It was a great season for the Carolina Panthers and also their defensive end Greg Hardy, but his rise to stardom and recognition league-wide this season makes it a very difficult decision for the team whether to re-sign him or not when considering other contracts they have to deal with, not to mention the price he’ll fetch.
Hardy was a second-team All-Pro and made the Pro Bowl for the first time in his career, setting a new Panthers record with 15 sacks, following an 11 sack season. He was twice named to be the NFC’s Defensive Player of the Week and pretty much rose from being a local fan favorite to an explosive defender everybody who follows the NFL knows about.
But with that kind of rise in name comes a rise in payment expectations. The Panthers don’t have too much money under the salary cap to throw at Hardy, considering they need wide receivers, secondary players, offensive linemen upgrades and re-signing left tackle Jordan Gross, who has been with the team since 2003 and made the pro bowl last season as well. He might not command a huge contract, but keeping quality linemen is very difficult withotu spending some money.
Hardy might be franchised, but that will cost the Panthers around $12 million, which will severley hurt their cap situation. There’s the long-term deal option with back-ending the money, which sounds like the most reasonable option for them, if they’re adamant on keeping the player.
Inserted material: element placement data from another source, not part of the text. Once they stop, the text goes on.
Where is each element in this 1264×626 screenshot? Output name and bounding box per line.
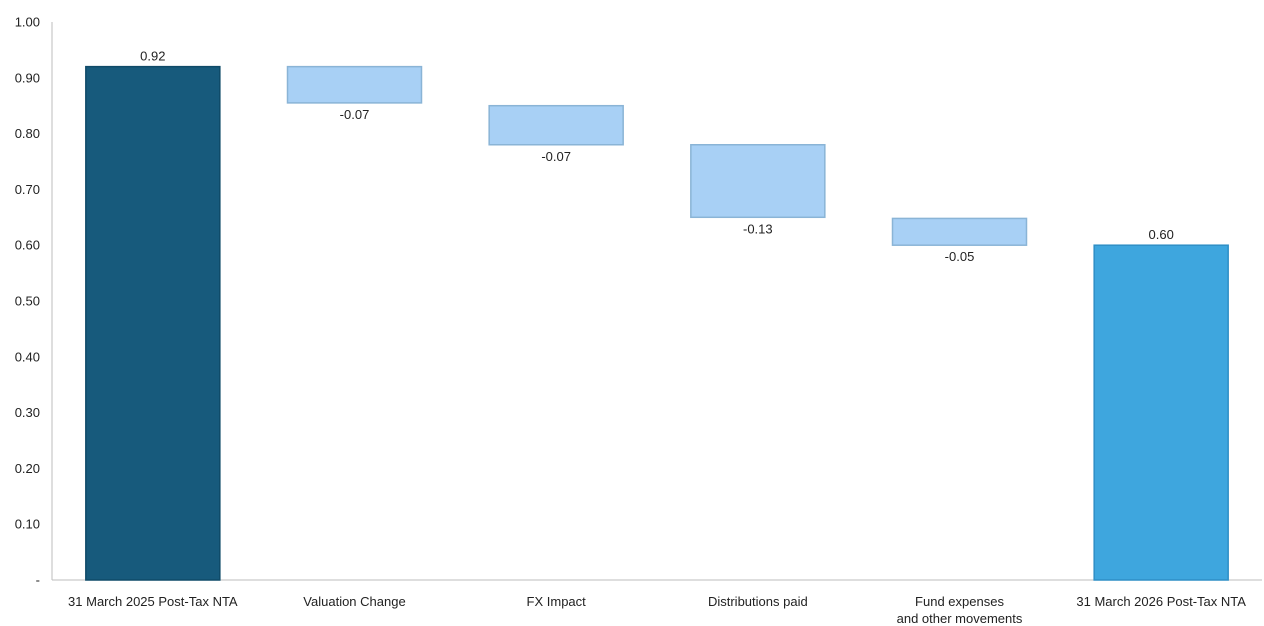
y-tick-label: 0.40 — [15, 349, 40, 364]
category-labels: 31 March 2025 Post-Tax NTA Valuation Chan… — [68, 594, 1246, 626]
data-label: -0.05 — [945, 249, 975, 264]
category-label: Fund expenses — [915, 594, 1004, 609]
y-tick-label: 0.60 — [15, 238, 40, 253]
y-tick-label: 1.00 — [15, 15, 40, 30]
y-tick-label: 0.10 — [15, 517, 40, 532]
data-label: 0.60 — [1149, 227, 1174, 242]
data-label: -0.07 — [541, 149, 571, 164]
delta-bar — [488, 104, 624, 146]
delta-bar — [891, 217, 1028, 246]
category-label: Distributions paid — [708, 594, 808, 609]
category-label: 31 March 2026 Post-Tax NTA — [1076, 594, 1246, 609]
category-label: Valuation Change — [303, 594, 405, 609]
axes: - 0.10 0.20 0.30 0.40 0.50 0.60 0.70 0.80 0.90 1.0… — [15, 15, 1262, 588]
y-tick-label: - — [36, 573, 40, 588]
y-tick-label: 0.20 — [15, 461, 40, 476]
data-labels: 0.92 -0.07 -0.07 -0.13 -0.05 0.60 — [140, 49, 1174, 265]
total-bar — [1093, 244, 1229, 581]
y-tick-label: 0.70 — [15, 182, 40, 197]
y-tick-label: 0.50 — [15, 294, 40, 309]
y-tick-label: 0.90 — [15, 70, 40, 85]
category-label: 31 March 2025 Post-Tax NTA — [68, 594, 238, 609]
delta-bar — [690, 144, 826, 219]
delta-bar — [286, 65, 423, 104]
y-tick-label: 0.80 — [15, 126, 40, 141]
total-bar — [85, 65, 221, 581]
data-label: -0.13 — [743, 221, 773, 236]
data-label: -0.07 — [340, 107, 370, 122]
category-label: and other movements — [897, 611, 1023, 626]
bars — [85, 65, 1229, 581]
y-tick-label: 0.30 — [15, 405, 40, 420]
category-label: FX Impact — [527, 594, 587, 609]
data-label: 0.92 — [140, 49, 165, 64]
If Hardy, who is only 25, does become a free agent, he should be one of the most coveted out there if not the most. Pass rushers are always in demand, especially when they are 25, one of the best in the league at his position and without a sign of any injuries holding him back, missing only two games over the last four seasons.
Hardy was a sixth round pick and the Panthers might think about trying to get another diamond in the rough with out-of-college players, who simply went unnoticed by the scouts and under the right development and coaching can become just as productive but without the extra cost?